The funnel, which on many classic yachts becomes an ornament (sometimes used to store deck chairs or brooms and brushes) still works as a conduit for the clean exhaust produced by a very modern class-approved Capstone microturbine. “It’s funny,” says the captain, “when we start the turbine, a little steam rises that looks like a white cloud.”
The owner wanted the interior to be modern, comfortable and family-friendly. To this end, he decided to keep the original teak wheel in what is now a paperless wheelhouse. Children, he thought, would get a kick out of turning it, but he did not care if it still worked.
The shipyard could not abide the idea of a decorative wheel and so they rigged it to work with the modern electronics. “It works flawlessly; that’s the only thing we used on sea trials,” Dibbits says. “All (the captain) has to do is to make sure he disengages it when the kids play with it.”
The traditional teak wheel is an eye-catching piece in the otherwise white pilothouse. “It looks like it’s made for Captain Haddock,” says Tracey Canavaggio of Van Geest Design. The designer, who does work for Feadship, was introduced to the captain by the shipyard. The boat was classical enough; they did not want darker woods and historical references, they wanted something fresh and livable.
“It was clear it would be a family boat, uncluttered, simple to live and practical for the crew,” says Canavaggio who handled the project with design partner Pieter Van Geest. “We started with a Scandinavian design, minimal lines but keeping it warm as well, and because it’s going to be mostly in the Med, we said let’s keep it white and crisp,” she says.
The main idea was that of a beach house for carefree living. The cabins have large comfortable beds and the showers stalls, all with bench seats, are spacious. The materials are easy to care for. The children’s cabin is part of a two-cabin suite in the aft section of the boat and has bunk beds, because kids love to climb.
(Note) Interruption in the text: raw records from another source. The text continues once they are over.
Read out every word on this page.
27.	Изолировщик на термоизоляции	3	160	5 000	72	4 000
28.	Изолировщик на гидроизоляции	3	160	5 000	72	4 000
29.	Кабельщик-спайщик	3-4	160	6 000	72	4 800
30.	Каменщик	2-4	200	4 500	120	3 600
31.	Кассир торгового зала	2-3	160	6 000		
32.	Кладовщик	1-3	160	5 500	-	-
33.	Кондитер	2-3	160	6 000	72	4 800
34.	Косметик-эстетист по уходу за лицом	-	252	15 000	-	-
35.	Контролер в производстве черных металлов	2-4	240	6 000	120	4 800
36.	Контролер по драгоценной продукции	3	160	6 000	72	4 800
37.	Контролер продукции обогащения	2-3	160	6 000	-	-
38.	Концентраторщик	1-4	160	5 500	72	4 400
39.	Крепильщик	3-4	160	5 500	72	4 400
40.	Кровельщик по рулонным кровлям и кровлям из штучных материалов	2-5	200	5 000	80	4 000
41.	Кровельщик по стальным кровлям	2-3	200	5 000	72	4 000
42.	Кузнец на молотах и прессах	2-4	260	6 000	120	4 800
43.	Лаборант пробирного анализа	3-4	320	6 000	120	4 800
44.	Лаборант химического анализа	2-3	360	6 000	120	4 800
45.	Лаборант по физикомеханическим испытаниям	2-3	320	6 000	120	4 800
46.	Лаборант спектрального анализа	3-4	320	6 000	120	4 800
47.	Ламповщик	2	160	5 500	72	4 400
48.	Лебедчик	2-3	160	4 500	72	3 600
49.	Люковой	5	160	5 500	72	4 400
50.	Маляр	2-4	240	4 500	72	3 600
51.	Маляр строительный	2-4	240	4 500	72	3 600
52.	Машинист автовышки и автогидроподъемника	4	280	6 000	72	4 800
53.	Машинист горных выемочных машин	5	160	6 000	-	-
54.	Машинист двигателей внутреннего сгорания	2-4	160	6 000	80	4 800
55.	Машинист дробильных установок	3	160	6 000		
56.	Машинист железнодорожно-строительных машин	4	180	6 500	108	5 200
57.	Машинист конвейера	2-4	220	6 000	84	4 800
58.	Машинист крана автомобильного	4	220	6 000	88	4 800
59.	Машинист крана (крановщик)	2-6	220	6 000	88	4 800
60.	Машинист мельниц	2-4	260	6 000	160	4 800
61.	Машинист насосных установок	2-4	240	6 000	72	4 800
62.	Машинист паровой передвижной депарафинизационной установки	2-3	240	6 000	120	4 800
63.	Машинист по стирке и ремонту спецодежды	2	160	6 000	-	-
They gave the crew direct access to the galley on main deck and had a good time outfitting the galley with all that’s needed to serve up quality meals and drinks.
Contrasting with white bulkheads and ceilings, are oiled teak floors, dark stained spruce details and touches of colour for throw pillows and accessories.
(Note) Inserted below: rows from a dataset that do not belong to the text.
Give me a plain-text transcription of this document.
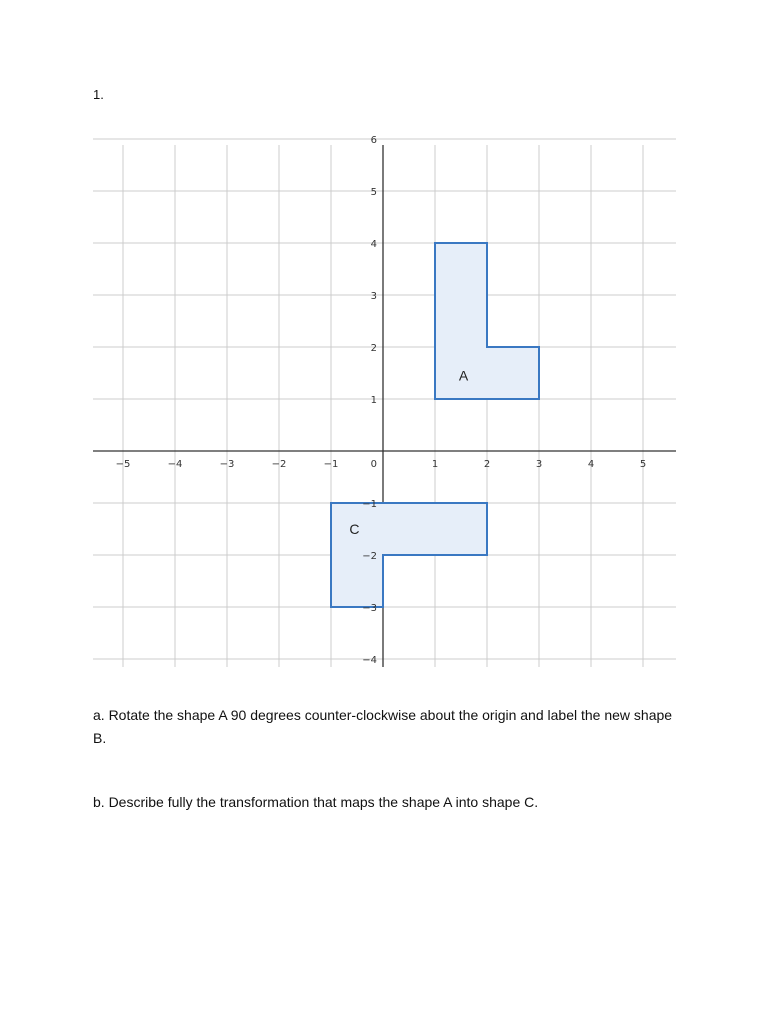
1.
A
C
−5	−4	−3	−2	−1	1	2	3	4	5
6
5
4
3
2
1
−1
−2
−3
−4
0
a. Rotate the shape A 90 degrees counter-clockwise about the origin and label the new shape B.
b. Describe fully the transformation that maps the shape A into shape C.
Almost nothing was pulled off a shelf in a boutique. The owner introduced the designers to Belgian furniture maker Reul Frères and together they created nearly all the innovative, stylish furniture on board.
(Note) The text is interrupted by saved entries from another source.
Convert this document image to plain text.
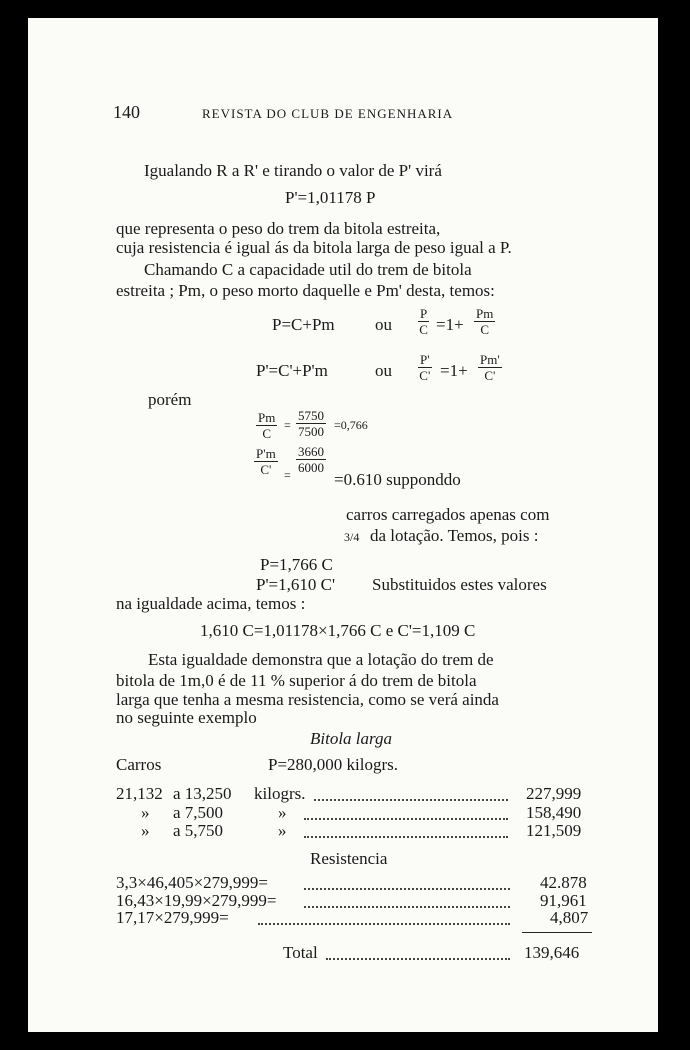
140	REVISTA DO CLUB DE ENGENHARIA
Igualando R a R' e tirando o valor de P' virá
P'=1,01178 P
que representa o peso do trem da bitola estreita,
cuja resistencia é igual ás da bitola larga de peso igual a P.
Chamando C a capacidade util do trem de bitola
estreita ; Pm, o peso morto daquelle e Pm' desta, temos:
P=C+Pm ou $\frac{P}{C} =1+ \frac{Pm}{C}$
P'=C'+P'm	ou $\frac{P'}{C'} =1+ \frac{Pm'}{C'}$
porém
$\frac{Pm}{C} = \frac{5750}{7500} =0,766$
$\frac{P'm}{C'} = \frac{3660}{6000}$
=0.610 supponddo
carros carregados apenas com
3/4 da lotação. Temos, pois :
P=1,766 C
P'=1,610 C' Substituidos estes valores
na igualdade acima, temos :
1,610 C=1,01178×1,766 C e C'=1,109 C
Esta igualdade demonstra que a lotação do trem de
bitola de 1m,0 é de 11 % superior á do trem de bitola
larga que tenha a mesma resistencia, como se verá ainda
no seguinte exemplo
Bitola larga
Carros	P=280,000 kilogrs.
21,132 a 13,250 kilogrs.	227,999
» a 7,500	»	158,490
» a 5,750	»	121,509
Resistencia
3,3×46,405×279,999=	42.878
16,43×19,99×279,999=	91,961
17,17×279,999=	4,807
Total	139,646
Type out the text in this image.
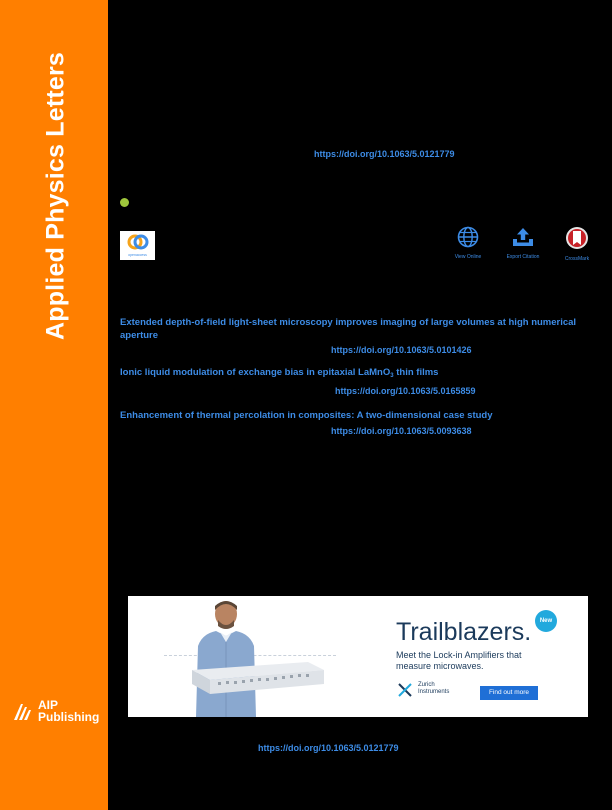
Applied Physics Letters
AIP
Publishing
https://doi.org/10.1063/5.0121779
openaccess	View Online	Export Citation	CrossMark
Extended depth-of-field light-sheet microscopy improves imaging of large volumes at high numerical aperture
https://doi.org/10.1063/5.0101426
Ionic liquid modulation of exchange bias in epitaxial LaMnO$_3$ thin films
https://doi.org/10.1063/5.0165859
Enhancement of thermal percolation in composites: A two-dimensional case study
https://doi.org/10.1063/5.0093638
Trailblazers.	New
Meet the Lock-in Amplifiers that measure microwaves.
Zurich
Instruments	Find out more
https://doi.org/10.1063/5.0121779
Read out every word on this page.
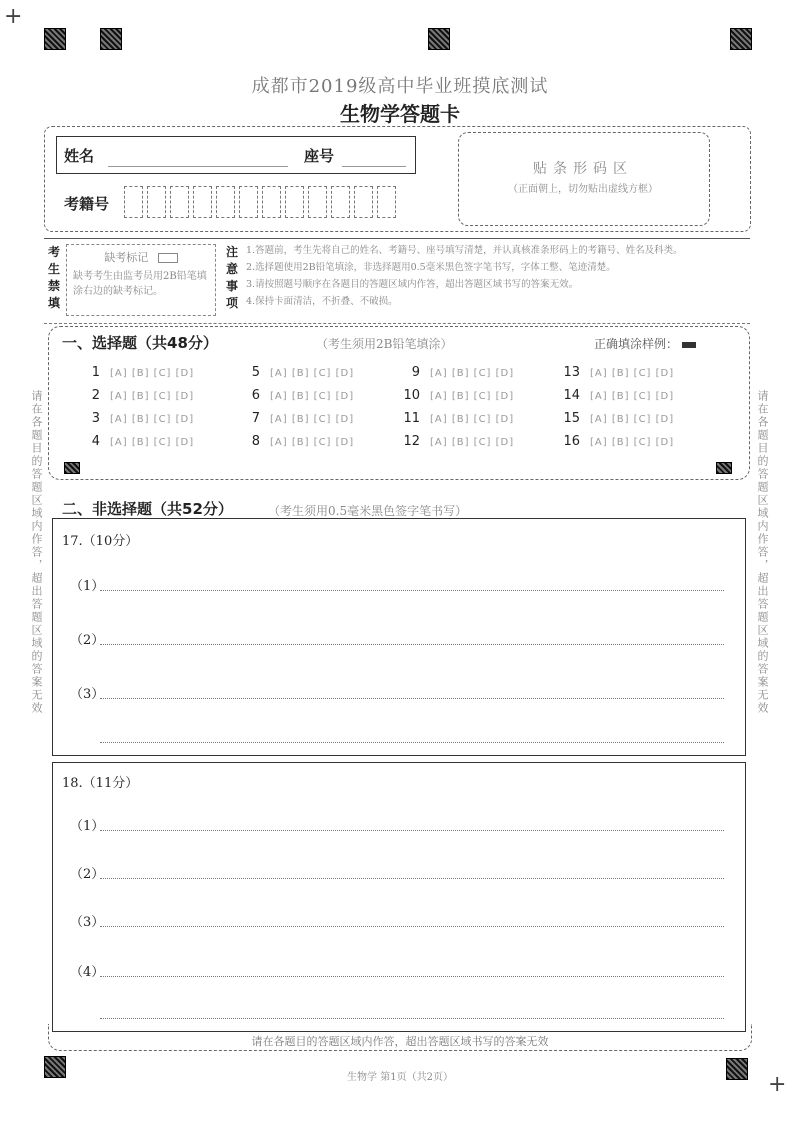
+
+
成都市2019级高中毕业班摸底测试
生物学答题卡
姓名	座号
考籍号
贴条形码区
（正面朝上，切勿贴出虚线方框）
考
生
禁
填
缺考标记
缺考考生由监考员用2B铅笔填涂右边的缺考标记。
注
意
事
项
1.答题前，考生先将自己的姓名、考籍号、座号填写清楚，并认真核准条形码上的考籍号、姓名及科类。
2.选择题使用2B铅笔填涂，非选择题用0.5毫米黑色签字笔书写，字体工整、笔迹清楚。
3.请按照题号顺序在各题目的答题区域内作答，超出答题区域书写的答案无效。
4.保持卡面清洁，不折叠、不破损。
一、选择题（共48分）	（考生须用2B铅笔填涂）	正确填涂样例：
1 [A] [B] [C] [D]
2 [A] [B] [C] [D]
3 [A] [B] [C] [D]
4 [A] [B] [C] [D]
5 [A] [B] [C] [D]
6 [A] [B] [C] [D]
7 [A] [B] [C] [D]
8 [A] [B] [C] [D]
9 [A] [B] [C] [D]
10 [A] [B] [C] [D]
11 [A] [B] [C] [D]
12 [A] [B] [C] [D]
13 [A] [B] [C] [D]
14 [A] [B] [C] [D]
15 [A] [B] [C] [D]
16 [A] [B] [C] [D]
二、非选择题（共52分）	（考生须用0.5毫米黑色签字笔书写）
17.（10分）
（1）
（2）
（3）
18.（11分）
（1）
（2）
（3）
（4）
请在各题目的答题区域内作答，超出答题区域的答案无效	请在各题目的答题区域内作答，超出答题区域的答案无效
请在各题目的答题区域内作答，超出答题区域书写的答案无效
生物学 第1页（共2页）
Most of the outdoor furniture is built out of Corian, including the outside of sofas that look as smooth and shapely as eggshells. Because the yacht has a lot of camber, they devised a creative way to fasten the furniture to the deck using two disks on wedges. “You turn them until you find the right curvature,” Canavaggio says. They also designed foldable deck chairs built in teak, stainless steel and linen. They are wide, sturdy, stable and elegant. Like Istros herself, they are a mix of classic and modern – timeless but new.
It’s unavoidable that people will ask, could the owner have built a new Feadship and get the same results? The answer is no. “If you try to build the same boat new, you would not be able to do it (because boatbuilding and rules have change so much). You can’t just make a replica. It’s not how it works,” Dibbits says.
“A new boat is just not the same. When you get on board an older boat, you know it has a history. You can feel it. It’s psychological but it is also the way it looks,” the captain says.
Istros no longer has blue-violet bathrooms or a big white telephone. But she has plenty a nosy reporter can marvel at – an internet-based TV system, fast induction phone chargers, flat panel antennas and a small turbine that spins on air bearings to power them all. She is a better version of her former self.